Another linguistic myth is that the Ukrainian language is a dialect of the Russian language. The truth is that over a thousand years ago, there was a language spoken in central Europe that we now call proto-Slavic, an ancestor to all the Slavic languages spoken today. Speakers of proto-Slavic migrated across Europe, spread out, and settled down, and taught their children to speak their languages which were at the very beginning in the form of dialects. However, because they were so spread out into multiple communities, each community started doing things a little differently — and then, as time went on, things got more and more different, until eventually members of these communities that once spoke the same mother tongue became unable to understand one another. This divergence of dialects over time and distance is how many languages evolve. However this evolution of Ukrainian is often used as a serious argument that Ukrainian is not a separate language, it’s a dialect of Russian.

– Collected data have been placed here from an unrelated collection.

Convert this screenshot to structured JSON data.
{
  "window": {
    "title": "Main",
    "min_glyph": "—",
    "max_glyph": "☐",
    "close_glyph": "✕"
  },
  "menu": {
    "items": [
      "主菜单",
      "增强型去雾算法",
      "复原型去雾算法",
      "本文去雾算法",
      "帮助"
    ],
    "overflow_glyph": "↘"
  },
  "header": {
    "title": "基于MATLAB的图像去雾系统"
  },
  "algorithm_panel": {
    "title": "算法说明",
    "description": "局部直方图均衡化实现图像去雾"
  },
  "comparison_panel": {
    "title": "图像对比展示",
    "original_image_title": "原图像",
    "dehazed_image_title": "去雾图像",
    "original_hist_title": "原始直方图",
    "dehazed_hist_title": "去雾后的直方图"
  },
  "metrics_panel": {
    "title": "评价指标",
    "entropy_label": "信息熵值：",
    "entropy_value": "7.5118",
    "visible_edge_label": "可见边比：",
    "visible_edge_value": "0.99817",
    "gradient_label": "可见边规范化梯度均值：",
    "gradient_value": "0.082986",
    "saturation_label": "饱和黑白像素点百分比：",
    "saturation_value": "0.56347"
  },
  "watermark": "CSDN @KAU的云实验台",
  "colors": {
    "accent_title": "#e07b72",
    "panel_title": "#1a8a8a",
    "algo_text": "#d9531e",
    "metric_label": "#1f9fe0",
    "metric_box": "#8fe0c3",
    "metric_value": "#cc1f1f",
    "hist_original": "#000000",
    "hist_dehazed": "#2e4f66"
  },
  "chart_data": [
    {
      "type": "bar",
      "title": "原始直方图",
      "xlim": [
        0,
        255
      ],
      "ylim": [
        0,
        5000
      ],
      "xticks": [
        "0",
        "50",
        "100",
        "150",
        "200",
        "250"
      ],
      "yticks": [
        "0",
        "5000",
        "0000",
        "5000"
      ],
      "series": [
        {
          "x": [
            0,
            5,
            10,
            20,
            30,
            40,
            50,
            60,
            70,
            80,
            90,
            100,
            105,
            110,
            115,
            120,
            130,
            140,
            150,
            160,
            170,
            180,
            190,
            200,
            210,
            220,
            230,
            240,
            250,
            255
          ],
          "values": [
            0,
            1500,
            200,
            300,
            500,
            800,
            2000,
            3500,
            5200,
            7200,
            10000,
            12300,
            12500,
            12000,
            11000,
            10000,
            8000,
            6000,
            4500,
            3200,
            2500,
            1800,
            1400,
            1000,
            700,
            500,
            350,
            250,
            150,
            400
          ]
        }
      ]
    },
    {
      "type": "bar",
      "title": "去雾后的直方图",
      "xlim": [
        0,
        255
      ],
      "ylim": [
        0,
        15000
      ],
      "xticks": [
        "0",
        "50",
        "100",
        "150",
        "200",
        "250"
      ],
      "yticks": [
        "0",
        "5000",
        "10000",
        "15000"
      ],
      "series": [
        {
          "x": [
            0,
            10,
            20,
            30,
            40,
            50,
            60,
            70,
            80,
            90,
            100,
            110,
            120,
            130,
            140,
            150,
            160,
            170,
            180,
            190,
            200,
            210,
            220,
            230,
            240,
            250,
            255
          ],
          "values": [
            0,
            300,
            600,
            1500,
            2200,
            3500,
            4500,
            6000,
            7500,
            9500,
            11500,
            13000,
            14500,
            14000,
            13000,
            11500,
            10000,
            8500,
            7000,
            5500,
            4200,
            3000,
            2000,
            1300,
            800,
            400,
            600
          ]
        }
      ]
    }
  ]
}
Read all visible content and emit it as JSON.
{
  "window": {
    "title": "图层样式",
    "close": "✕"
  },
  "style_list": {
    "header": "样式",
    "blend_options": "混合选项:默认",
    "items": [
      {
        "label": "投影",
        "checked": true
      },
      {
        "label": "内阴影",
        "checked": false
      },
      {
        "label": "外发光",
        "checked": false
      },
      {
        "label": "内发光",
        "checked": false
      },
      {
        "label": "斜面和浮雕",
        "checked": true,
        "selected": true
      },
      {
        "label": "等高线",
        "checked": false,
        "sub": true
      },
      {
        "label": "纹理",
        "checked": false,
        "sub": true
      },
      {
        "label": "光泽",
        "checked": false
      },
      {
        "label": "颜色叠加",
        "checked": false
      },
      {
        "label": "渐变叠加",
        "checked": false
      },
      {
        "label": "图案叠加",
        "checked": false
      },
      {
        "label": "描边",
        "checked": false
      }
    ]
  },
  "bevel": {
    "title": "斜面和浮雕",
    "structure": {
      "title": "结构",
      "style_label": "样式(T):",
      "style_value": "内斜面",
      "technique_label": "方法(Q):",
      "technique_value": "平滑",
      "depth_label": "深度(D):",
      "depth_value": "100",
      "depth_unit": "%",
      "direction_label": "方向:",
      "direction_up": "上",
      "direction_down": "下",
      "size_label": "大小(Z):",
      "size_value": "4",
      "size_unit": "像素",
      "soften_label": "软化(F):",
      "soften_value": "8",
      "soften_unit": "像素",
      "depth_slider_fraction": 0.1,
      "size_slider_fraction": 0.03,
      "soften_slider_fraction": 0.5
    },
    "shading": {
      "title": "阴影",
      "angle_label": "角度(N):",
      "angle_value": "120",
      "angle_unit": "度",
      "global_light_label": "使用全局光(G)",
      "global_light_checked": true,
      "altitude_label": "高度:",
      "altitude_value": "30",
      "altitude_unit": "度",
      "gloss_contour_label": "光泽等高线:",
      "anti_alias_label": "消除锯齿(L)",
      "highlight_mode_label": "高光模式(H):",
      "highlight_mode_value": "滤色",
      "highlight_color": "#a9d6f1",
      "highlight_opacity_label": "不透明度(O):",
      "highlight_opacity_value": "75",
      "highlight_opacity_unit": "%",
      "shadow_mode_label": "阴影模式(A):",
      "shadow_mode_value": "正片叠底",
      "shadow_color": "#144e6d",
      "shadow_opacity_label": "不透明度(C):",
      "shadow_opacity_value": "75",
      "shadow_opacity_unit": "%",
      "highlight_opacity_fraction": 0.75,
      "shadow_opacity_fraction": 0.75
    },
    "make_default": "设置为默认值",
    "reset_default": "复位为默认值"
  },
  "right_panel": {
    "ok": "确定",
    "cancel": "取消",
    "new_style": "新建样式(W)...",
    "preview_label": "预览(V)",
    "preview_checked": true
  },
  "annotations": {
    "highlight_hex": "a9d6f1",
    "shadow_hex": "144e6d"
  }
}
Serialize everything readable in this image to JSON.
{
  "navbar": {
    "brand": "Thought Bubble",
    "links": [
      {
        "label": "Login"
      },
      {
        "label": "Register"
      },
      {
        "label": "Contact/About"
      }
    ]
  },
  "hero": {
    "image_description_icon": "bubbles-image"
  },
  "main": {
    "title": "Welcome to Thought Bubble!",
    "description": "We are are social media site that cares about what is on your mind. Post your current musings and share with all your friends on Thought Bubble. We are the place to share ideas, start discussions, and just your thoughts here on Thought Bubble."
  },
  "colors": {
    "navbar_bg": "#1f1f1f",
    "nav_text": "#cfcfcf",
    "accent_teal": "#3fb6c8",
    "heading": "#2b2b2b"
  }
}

One more rather common linguistic myth is the Ukrainian cannot be regarded as a separate language because most Ukrainians in Ukraine speak Russian, but Russians never speak Ukrainian. The fact that most Russians don't know or understand Ukrainian as it's a different language, and most Ukrainians know and understand Russian are not because of linguistic peculiarities of the languages, but as a result of forced russiafication and bitter history of Ukraine. As the Russian-speaking Soviet Union occupied Ukraine for almost 70 years, Russian was the only official language of Ukraine. Government, schools, and business were all required to only use Russian, so even though most families continued using Ukrainian at home, especially at the countryside, much of their urban public lives required Russian. Hence another myth, the persuasion that Ukrainian is the language that is spoken only in villages, at the countryside and it’s a shame to show one’s country roots. As a result, older generation of Ukrainians grew up around Russian.
Covering itself with a screen of protection of Russian language, Moskow’s the so called “special operation” made the opposite effect on the sociolinguistic situation in Ukraine: Rusian-Ukrainian war discredited the perception of Russian language and culture in eyes of Ukrainians, moreover, even in its Eastern regions. De iure Ukraine has one official state language (Ukrainian), and de facto because of the long period of Russian colonization of Ukraine, Russian became very widespread in the Central and Eastern parts of Ukraine as a lingua franca needed to make career and to be seen as loyal to the ruling government. So, even here instead of strengthening the foundations of the “Russian world/peace”, the full scale invasion activated the self-identification, nation-building, and unifying function of the Ukrainian, not the Russian, language. While Russian became to be seen as the language of the enemy, invaders, and occupants. Such the geopolitical and sociolinguistic situation in Ukraine had a huge impact on the perception of Ukrainian in eyes of many foreign citizens, in particular in eyes of people learning Ukrainian.